Together they’ve got enough girls, 37, to field varsity and junior varsity teams, and have established a feeder program within the Villa Park Warriors.



“You come here on a Sunday, we have 64 young girls already getting involved in the sport. It’s accessible financially, it’s a sport that is accessible to all,” Karos said.

Stevenson’s pilot program debuted this year. Around 70 girls tried out. After co-head coach Kelsey Patten said some “realized maybe it wasn’t for them,” there are 23 Patriots on the varsity, about 20 more on junior varsity.

The varsity will play five regular-season games in the six-team Lake County MegaConference and add nonconference scrimmages. On Oct. 6 Stevenson will host Oak Park-River Forest before the boys varsity game.

“It’s going to be really cool,” Patten said.

On June 2, Stevenson won its first game in history, 42-0.

“We’re really excited just to have this opportunity and to start something new here at Stevenson that’s never been done,” Patten said.

Support by the National Football League has been key.

Gustavo Silva, the Chicago Bears’ manager of youth and high school football, said the Bears or Bears Care provided funding or equipment to all 109 Illinois high school teams.

Illinois girls flag football grew from 22 Chicago Public Schools teams in 2021 to 60 teams statewide last fall, expanding to the western suburbs and Rockford area. Karos first heard of it from an Oak Park coach.

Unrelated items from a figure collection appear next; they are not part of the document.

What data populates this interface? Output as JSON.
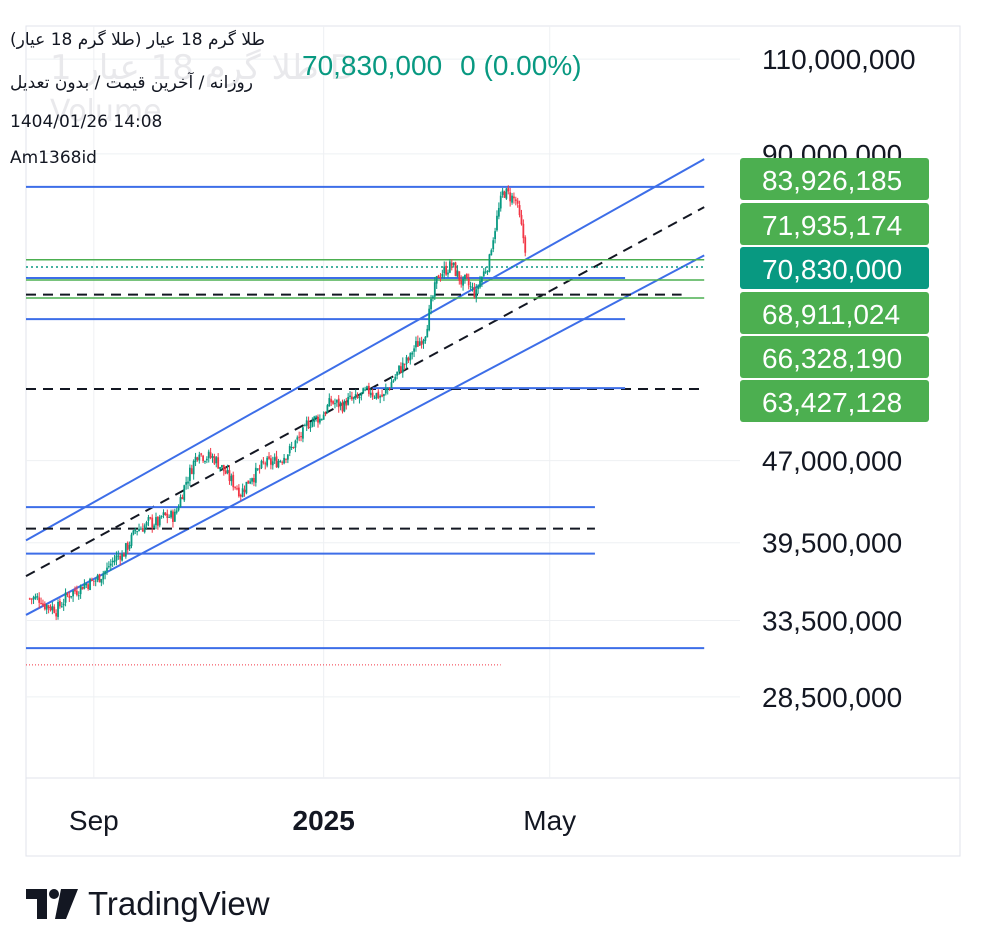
{
  "header": {
    "title": "(طلا گرم 18 عیار (طلا گرم 18 عیار",
    "subtitle": "روزانه / آخرین قیمت / بدون تعدیل",
    "datetime": "1404/01/26 14:08",
    "author": "Am1368id",
    "last_price": "70,830,000",
    "change": "0 (0.00%)"
  },
  "watermark": {
    "symbol": "1 طلا گرم 18 عیار D",
    "volume": "Volume"
  },
  "branding": {
    "name": "TradingView"
  },
  "colors": {
    "up": "#089981",
    "down": "#f23645",
    "channel": "#3d6ee8",
    "level_green": "#4caf50",
    "label_green": "#4caf50",
    "label_last": "#089981",
    "dashed": "#131722",
    "grid": "#eef0f3"
  },
  "chart_data": {
    "type": "candlestick",
    "x_axis": {
      "ticks": [
        {
          "label": "Sep",
          "date": "2024-09-01"
        },
        {
          "label": "2025",
          "date": "2025-01-01"
        },
        {
          "label": "May",
          "date": "2025-05-01"
        }
      ],
      "range": [
        "2024-07-27",
        "2025-08-10"
      ]
    },
    "y_axis": {
      "scale": "log",
      "range": [
        24000000,
        118000000
      ],
      "ticks": [
        {
          "label": "110,000,000",
          "value": 110000000
        },
        {
          "label": "90,000,000",
          "value": 90000000
        },
        {
          "label": "47,000,000",
          "value": 47000000
        },
        {
          "label": "39,500,000",
          "value": 39500000
        },
        {
          "label": "33,500,000",
          "value": 33500000
        },
        {
          "label": "28,500,000",
          "value": 28500000
        }
      ]
    },
    "grid": true,
    "price_labels": [
      {
        "label": "83,926,185",
        "value": 83926185,
        "kind": "level"
      },
      {
        "label": "71,935,174",
        "value": 71935174,
        "kind": "level"
      },
      {
        "label": "70,830,000",
        "value": 70830000,
        "kind": "last"
      },
      {
        "label": "68,911,024",
        "value": 68911024,
        "kind": "level"
      },
      {
        "label": "66,328,190",
        "value": 66328190,
        "kind": "level"
      },
      {
        "label": "63,427,128",
        "value": 63427128,
        "kind": "level"
      }
    ],
    "closes_by_week": [
      {
        "date": "2024-07-29",
        "close": 35100000
      },
      {
        "date": "2024-08-05",
        "close": 34400000
      },
      {
        "date": "2024-08-12",
        "close": 35300000
      },
      {
        "date": "2024-08-19",
        "close": 35900000
      },
      {
        "date": "2024-08-26",
        "close": 36400000
      },
      {
        "date": "2024-09-02",
        "close": 37300000
      },
      {
        "date": "2024-09-09",
        "close": 38600000
      },
      {
        "date": "2024-09-16",
        "close": 40100000
      },
      {
        "date": "2024-09-23",
        "close": 41000000
      },
      {
        "date": "2024-09-30",
        "close": 41200000
      },
      {
        "date": "2024-10-07",
        "close": 41800000
      },
      {
        "date": "2024-10-14",
        "close": 45000000
      },
      {
        "date": "2024-10-21",
        "close": 48200000
      },
      {
        "date": "2024-10-28",
        "close": 47300000
      },
      {
        "date": "2024-11-04",
        "close": 45800000
      },
      {
        "date": "2024-11-11",
        "close": 44200000
      },
      {
        "date": "2024-11-18",
        "close": 45600000
      },
      {
        "date": "2024-11-25",
        "close": 46800000
      },
      {
        "date": "2024-12-02",
        "close": 47000000
      },
      {
        "date": "2024-12-09",
        "close": 48200000
      },
      {
        "date": "2024-12-16",
        "close": 50000000
      },
      {
        "date": "2024-12-23",
        "close": 51500000
      },
      {
        "date": "2024-12-30",
        "close": 53300000
      },
      {
        "date": "2025-01-06",
        "close": 52800000
      },
      {
        "date": "2025-01-13",
        "close": 53500000
      },
      {
        "date": "2025-01-20",
        "close": 54600000
      },
      {
        "date": "2025-01-27",
        "close": 53800000
      },
      {
        "date": "2025-02-03",
        "close": 56500000
      },
      {
        "date": "2025-02-10",
        "close": 58400000
      },
      {
        "date": "2025-02-17",
        "close": 61200000
      },
      {
        "date": "2025-02-24",
        "close": 68800000
      },
      {
        "date": "2025-03-03",
        "close": 70900000
      },
      {
        "date": "2025-03-10",
        "close": 68200000
      },
      {
        "date": "2025-03-17",
        "close": 66800000
      },
      {
        "date": "2025-03-24",
        "close": 71800000
      },
      {
        "date": "2025-03-31",
        "close": 82800000
      },
      {
        "date": "2025-04-07",
        "close": 81500000
      },
      {
        "date": "2025-04-14",
        "close": 70830000
      }
    ],
    "drawings": [
      {
        "type": "channel_upper",
        "from": {
          "date": "2024-07-27",
          "value": 39700000
        },
        "to": {
          "date": "2025-07-22",
          "value": 89000000
        }
      },
      {
        "type": "channel_mid_dashed",
        "from": {
          "date": "2024-07-27",
          "value": 36800000
        },
        "to": {
          "date": "2025-07-22",
          "value": 80400000
        }
      },
      {
        "type": "channel_lower",
        "from": {
          "date": "2024-07-27",
          "value": 33900000
        },
        "to": {
          "date": "2025-07-22",
          "value": 72600000
        }
      },
      {
        "type": "hline_blue",
        "value": 83926185,
        "from": "2024-07-27",
        "to": "2025-07-22"
      },
      {
        "type": "hline_green",
        "value": 71935174,
        "from": "2024-07-27",
        "to": "2025-07-22"
      },
      {
        "type": "hline_dotted_last",
        "value": 70830000,
        "from": "2024-07-27",
        "to": "2025-07-22"
      },
      {
        "type": "hline_blue",
        "value": 69200000,
        "from": "2024-07-27",
        "to": "2025-06-10"
      },
      {
        "type": "hline_green",
        "value": 68911024,
        "from": "2024-07-27",
        "to": "2025-07-22"
      },
      {
        "type": "hline_dashed",
        "value": 66800000,
        "from": "2024-07-27",
        "to": "2025-07-10"
      },
      {
        "type": "hline_green",
        "value": 66328190,
        "from": "2024-07-27",
        "to": "2025-07-22"
      },
      {
        "type": "hline_blue",
        "value": 63427128,
        "from": "2024-07-27",
        "to": "2025-06-10"
      },
      {
        "type": "hline_dashed",
        "value": 54700000,
        "from": "2024-07-27",
        "to": "2025-07-22"
      },
      {
        "type": "hline_blue",
        "value": 54800000,
        "from": "2025-01-27",
        "to": "2025-06-10"
      },
      {
        "type": "hline_blue",
        "value": 42600000,
        "from": "2024-07-27",
        "to": "2025-05-25"
      },
      {
        "type": "hline_dashed",
        "value": 40700000,
        "from": "2024-07-27",
        "to": "2025-05-25"
      },
      {
        "type": "hline_blue",
        "value": 38600000,
        "from": "2024-07-27",
        "to": "2025-05-25"
      },
      {
        "type": "hline_blue",
        "value": 31600000,
        "from": "2024-07-27",
        "to": "2025-07-22"
      },
      {
        "type": "hline_red_dotted",
        "value": 30500000,
        "from": "2024-07-27",
        "to": "2025-04-05"
      }
    ]
  }
}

Five new leagues and more than 40 programs begin play this season, Silva said. On Aug. 19 at Englewood STEM High School in Chicago, 36 teams and about 700 girls played in the Bears’ third High School Girls Flag Football Jamboree.

“It was just a matter of giving them the right opportunity,” Silva said. “We knew that (interest) was there and it’s our goal as the Chicago Bears to grow the game of football. But we want to do it in a way that makes the game inclusive and makes the game accessible.”

Silva said he could see 200 teams in 2024 and expects flag football will gain IHSA sanctioning.

Craig Anderson, IHSA executive director, also attended the Jamboree, watching the girls play on seven flag fields.

“I found the level of play to be really top-level in the skill set of the girls, the plays they were running,” he said.

“Obviously, with the number of teams that’s created momentum toward the IHSA adopting a state series. We have a board policy that would say when 10% of our membership is competing in a particular sport, that’s the time that the (IHSA) board could consider adopting a state series,” Anderson said.

Membership stands at 814, he said. A 7% threshold is used to discontinue a series, a fate boys gymnastics and debate suffered in June.

First steps, which Anderson said may happen this fall, include establishing an advisory committee and member schools approving season and contest limitations, such as a first day of practice and length of season.

Right now, though, Willowbrook quarterback Marli Smrz is concerned only about what she can control: “Keeping your head on your shoulders and knowing where you’re at. And the effort that you show and also knowing who you’re playing for,” she said.

“Because not only are we playing for ourselves, but we’re playing for the ladies who didn’t get a chance to play when they were our age.”